Kur’ân’ın mânâları sınırsızdır

Ali FERŞADOĞLU
27 Mayıs 2017, Cumartesi
Şanı yüce Kur’ân, bütün zamanlarda gelip geçen insan tabakalarına, milletlerine ve fertlerine hitaben Arş-ı alâdan (Allah’ın yüce katından) irad edilen İlâhî ve şümullü bir nutuk; umûmî, Rabbânî bir hitabe;1 bitmez tükenmez bir hazinedir.

Beşer kelâmı gibi, has bir fıtrata, özel bir zamânâ, husûsî bir mesleğe veya meşrebe hitap etmiyor. Zaman şeridine takılan asırların arkasında bulunan bütün beşerî tabakalara (toplumlara), mesleklere, meşreplere, bölgelere, coğrafyalara hitap ediyor. Herkese cevap veriyor; her türlü ihtiyaçlarını karşılıyor. Bundan dolayıdır ki, mânâsı umûmî/genel, küllîdir. Bütün devirleri tarar. Bütün ilimlere ihtivâ eder ve onlara menfez açar. Bütün cin ve insin binler muhtelif tabakada olan efkâr/düşünce ve akıllar, kalbler ve ruhlarının herbirisine lâyık gıdaları veriyor, dağıtıyor.2

Kur’ân, yaratılan her varlığı; bir mânâ bütünlüğü içerisinde ele alır; yorumlar ve yerli yerine oturtur.
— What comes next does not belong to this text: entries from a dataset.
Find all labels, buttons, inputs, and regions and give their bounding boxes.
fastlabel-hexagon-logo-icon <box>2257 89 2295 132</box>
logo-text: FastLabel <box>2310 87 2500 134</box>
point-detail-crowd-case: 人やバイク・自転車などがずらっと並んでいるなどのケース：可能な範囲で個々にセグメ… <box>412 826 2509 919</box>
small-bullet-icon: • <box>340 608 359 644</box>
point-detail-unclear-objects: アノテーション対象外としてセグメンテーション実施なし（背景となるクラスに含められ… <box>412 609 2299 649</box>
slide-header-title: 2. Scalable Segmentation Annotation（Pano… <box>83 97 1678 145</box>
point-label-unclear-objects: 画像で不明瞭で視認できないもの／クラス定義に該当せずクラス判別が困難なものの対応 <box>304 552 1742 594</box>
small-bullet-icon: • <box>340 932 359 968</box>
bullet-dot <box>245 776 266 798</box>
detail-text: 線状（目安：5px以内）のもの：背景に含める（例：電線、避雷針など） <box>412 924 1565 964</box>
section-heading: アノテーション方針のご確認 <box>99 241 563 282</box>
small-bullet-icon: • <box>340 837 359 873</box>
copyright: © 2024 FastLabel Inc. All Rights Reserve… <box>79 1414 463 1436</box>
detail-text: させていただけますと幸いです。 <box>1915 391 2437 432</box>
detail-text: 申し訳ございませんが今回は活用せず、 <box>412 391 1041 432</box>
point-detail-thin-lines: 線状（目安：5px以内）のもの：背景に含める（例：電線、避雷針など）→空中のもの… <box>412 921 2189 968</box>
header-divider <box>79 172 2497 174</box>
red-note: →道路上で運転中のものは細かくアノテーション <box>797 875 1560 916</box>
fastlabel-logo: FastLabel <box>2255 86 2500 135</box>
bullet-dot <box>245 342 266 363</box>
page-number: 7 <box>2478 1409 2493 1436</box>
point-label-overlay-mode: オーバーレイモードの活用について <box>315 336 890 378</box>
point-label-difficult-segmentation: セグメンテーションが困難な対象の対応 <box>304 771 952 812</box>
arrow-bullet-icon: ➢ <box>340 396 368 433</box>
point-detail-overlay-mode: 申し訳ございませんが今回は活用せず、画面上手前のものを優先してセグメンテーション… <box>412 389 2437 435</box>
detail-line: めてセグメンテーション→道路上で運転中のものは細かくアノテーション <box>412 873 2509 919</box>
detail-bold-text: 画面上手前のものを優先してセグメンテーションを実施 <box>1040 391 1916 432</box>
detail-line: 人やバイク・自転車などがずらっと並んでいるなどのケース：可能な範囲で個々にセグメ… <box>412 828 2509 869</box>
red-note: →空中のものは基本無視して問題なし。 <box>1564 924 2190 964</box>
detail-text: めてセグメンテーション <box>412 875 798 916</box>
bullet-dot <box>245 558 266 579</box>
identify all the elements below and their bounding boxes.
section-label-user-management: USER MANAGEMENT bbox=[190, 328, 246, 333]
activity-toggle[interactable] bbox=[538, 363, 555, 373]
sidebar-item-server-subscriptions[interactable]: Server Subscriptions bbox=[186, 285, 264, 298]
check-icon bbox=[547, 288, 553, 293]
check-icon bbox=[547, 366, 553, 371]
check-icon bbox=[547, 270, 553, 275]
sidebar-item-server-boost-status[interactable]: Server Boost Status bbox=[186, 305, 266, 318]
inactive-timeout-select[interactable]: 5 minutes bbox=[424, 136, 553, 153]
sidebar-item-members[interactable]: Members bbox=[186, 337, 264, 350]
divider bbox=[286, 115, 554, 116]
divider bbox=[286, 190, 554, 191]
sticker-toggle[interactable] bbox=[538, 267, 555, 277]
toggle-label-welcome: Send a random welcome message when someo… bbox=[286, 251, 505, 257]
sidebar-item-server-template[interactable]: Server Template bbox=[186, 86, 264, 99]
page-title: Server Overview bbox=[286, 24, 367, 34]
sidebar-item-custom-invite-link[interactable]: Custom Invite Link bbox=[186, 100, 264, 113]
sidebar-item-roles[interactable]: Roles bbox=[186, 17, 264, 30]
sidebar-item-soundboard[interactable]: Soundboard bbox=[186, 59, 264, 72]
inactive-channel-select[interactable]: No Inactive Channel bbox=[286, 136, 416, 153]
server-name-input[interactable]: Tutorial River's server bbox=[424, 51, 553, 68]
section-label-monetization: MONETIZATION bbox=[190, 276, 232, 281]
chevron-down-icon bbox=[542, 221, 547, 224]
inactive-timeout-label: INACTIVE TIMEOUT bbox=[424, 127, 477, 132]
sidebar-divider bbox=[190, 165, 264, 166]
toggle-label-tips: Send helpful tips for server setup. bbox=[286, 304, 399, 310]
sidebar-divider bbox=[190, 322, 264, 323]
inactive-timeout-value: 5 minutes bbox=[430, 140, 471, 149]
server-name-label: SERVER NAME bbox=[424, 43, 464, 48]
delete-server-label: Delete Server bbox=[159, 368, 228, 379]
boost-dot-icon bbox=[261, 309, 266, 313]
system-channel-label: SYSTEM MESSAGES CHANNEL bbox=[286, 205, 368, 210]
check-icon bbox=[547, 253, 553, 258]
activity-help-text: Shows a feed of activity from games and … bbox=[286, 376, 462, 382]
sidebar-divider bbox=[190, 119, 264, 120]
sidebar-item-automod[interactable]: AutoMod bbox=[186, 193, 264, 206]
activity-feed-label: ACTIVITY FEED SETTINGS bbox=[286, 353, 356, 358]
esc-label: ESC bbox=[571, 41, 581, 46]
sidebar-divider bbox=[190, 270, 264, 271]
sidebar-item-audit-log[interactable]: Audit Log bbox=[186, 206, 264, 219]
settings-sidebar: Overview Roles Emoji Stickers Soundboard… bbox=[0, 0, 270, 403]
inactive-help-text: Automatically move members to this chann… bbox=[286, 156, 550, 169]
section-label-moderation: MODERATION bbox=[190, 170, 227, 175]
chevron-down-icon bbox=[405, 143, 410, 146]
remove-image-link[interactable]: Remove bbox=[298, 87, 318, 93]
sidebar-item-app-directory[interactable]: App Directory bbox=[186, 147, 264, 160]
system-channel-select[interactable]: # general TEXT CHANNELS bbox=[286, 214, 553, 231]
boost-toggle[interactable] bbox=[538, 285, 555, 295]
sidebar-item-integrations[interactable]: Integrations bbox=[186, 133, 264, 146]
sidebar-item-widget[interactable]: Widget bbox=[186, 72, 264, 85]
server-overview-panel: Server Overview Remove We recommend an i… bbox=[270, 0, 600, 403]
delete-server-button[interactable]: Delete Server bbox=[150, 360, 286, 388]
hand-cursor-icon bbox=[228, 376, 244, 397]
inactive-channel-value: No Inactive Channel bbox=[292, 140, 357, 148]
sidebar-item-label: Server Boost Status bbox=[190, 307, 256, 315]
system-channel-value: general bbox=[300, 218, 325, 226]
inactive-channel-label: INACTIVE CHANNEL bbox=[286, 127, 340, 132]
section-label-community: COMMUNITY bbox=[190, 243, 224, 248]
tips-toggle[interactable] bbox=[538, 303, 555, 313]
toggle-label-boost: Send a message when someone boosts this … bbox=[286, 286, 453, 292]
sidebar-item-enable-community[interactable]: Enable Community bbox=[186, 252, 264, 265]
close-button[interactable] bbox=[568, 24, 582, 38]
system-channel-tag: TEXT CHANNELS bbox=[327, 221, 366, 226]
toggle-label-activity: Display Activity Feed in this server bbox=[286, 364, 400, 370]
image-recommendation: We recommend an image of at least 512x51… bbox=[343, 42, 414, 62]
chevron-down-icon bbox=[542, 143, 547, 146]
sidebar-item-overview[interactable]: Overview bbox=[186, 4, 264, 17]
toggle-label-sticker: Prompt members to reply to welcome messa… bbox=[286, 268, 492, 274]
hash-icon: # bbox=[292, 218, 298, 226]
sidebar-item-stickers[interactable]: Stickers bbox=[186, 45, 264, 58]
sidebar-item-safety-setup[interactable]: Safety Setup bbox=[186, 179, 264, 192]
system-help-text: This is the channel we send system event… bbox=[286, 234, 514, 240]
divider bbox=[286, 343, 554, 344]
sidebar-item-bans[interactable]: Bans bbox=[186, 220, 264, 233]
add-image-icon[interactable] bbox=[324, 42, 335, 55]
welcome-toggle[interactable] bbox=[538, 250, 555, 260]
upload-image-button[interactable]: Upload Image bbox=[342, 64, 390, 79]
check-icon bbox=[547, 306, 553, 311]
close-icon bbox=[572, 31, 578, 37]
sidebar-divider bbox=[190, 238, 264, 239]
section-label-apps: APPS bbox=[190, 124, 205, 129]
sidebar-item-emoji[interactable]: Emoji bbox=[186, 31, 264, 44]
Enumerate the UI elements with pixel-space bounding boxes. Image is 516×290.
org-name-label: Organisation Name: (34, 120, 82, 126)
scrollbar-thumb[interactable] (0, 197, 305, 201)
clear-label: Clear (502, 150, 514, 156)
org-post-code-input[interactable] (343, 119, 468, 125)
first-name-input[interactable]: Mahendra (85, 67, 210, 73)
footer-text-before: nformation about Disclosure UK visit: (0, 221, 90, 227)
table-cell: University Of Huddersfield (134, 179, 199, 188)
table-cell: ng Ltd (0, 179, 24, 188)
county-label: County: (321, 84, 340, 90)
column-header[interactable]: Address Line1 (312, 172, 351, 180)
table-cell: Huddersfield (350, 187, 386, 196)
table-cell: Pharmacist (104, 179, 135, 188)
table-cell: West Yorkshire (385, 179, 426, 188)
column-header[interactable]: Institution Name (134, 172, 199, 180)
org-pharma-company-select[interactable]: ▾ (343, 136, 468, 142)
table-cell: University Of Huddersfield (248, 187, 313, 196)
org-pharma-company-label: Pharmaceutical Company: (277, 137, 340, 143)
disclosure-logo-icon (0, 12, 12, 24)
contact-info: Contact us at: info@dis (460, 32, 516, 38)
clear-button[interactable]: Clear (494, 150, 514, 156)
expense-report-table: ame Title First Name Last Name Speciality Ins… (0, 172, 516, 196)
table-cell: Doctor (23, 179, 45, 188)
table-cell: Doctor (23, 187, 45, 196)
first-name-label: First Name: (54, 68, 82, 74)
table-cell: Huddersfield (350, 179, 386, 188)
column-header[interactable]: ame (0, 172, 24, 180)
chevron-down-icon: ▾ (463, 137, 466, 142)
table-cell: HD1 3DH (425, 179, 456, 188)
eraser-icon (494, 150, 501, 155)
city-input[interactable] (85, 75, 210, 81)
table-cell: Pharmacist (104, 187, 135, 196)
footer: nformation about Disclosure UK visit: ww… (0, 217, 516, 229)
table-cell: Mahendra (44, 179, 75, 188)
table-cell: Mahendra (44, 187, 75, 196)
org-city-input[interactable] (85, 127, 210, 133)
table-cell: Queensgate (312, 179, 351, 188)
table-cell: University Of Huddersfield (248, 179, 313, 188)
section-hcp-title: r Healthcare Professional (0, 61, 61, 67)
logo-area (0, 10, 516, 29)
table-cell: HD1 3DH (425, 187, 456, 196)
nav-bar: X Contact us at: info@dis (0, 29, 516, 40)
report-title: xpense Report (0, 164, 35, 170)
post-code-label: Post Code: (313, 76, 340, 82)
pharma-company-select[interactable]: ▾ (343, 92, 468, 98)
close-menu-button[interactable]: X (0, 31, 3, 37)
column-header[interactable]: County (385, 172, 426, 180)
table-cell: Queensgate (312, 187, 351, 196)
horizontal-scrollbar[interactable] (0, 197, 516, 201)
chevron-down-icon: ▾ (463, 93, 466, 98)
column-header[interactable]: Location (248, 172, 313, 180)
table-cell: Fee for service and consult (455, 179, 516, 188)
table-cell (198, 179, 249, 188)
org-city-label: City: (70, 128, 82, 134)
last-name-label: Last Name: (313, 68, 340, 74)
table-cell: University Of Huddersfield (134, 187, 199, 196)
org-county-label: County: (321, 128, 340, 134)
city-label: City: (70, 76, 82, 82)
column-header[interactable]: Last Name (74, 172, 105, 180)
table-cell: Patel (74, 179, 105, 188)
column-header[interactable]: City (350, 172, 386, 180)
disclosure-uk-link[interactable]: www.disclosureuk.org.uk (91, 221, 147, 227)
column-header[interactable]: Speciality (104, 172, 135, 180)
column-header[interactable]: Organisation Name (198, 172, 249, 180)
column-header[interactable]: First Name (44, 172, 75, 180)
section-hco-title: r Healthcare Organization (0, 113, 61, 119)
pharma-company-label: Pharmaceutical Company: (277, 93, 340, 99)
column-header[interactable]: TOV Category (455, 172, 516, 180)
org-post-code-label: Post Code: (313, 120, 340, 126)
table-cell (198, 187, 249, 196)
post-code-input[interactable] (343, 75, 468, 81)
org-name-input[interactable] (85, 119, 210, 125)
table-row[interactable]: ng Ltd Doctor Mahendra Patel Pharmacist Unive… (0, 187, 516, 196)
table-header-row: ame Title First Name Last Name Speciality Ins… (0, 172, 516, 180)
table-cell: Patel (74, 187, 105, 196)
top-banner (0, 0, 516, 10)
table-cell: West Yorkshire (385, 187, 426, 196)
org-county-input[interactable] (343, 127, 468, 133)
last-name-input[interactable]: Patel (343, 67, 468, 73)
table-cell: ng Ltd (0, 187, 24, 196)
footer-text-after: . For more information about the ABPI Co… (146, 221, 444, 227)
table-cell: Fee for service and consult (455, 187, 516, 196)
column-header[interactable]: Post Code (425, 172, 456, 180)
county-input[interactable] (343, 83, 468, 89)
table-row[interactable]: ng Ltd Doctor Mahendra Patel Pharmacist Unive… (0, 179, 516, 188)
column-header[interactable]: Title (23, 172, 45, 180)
Onun mânasının dışında kalan hiçbir şey yoktur. Bunu, kimi yerde lâfzen, kimi yerde işâreten, kimi yerde imâen, kimi yerde remzen, kimi yerde zımnen yapar.

Kevnî/tabiatta oluşan, tabiî, cisimleşmiş, kudret mu’cizesi bir kelime olan “incir çekirdeği ve tohumu”; binlerce çekirdek, tohum, çiçek, yaprak, dal-budak, gövde ve meyveyi taşıyor. Gözle görülemeyen atoma yüzlerce esrarlı/gizemli hakikat yerleştirilmiş. Bunlar kudret mu’cizeleridir. İşte sonsuz kudret Sahibi; kelâmı Kur’ân âyet ve kelimelerine de sayısız incelikler, anlamlar konmuştur. Bunlar da “sözlü” mu’cizeleridir. Dolayısıyla onda her şey ya çiçek, ya gonca halinde3  istif edilmiştir. Beyânı mu’cize olan Kur’ân anlaşılan mânâ ve mefhûmları/kavramlarıyla, açık mânâsıyla gerçekleri ifâde ettiği gibi; üslûplarıyla, bütünüyle çok sembolik mânâları, işâretleri dahi ifâde ediyor. Herbir âyetin çok mânâ tabakaları var. Kur’ân, her şeyi kuşatan ilmi muhitten geldiği için, bütün mânâları murad olabilir. İnsan cüz’î fikri ve şahsî iradesiyle olan kelâmlar gibi bir iki mânâyla sınırlı kalmaz.

Dipnotlar:

1- Bediüzzaman Said Nursî, İşaratü’l-İ’caz,  s. 13.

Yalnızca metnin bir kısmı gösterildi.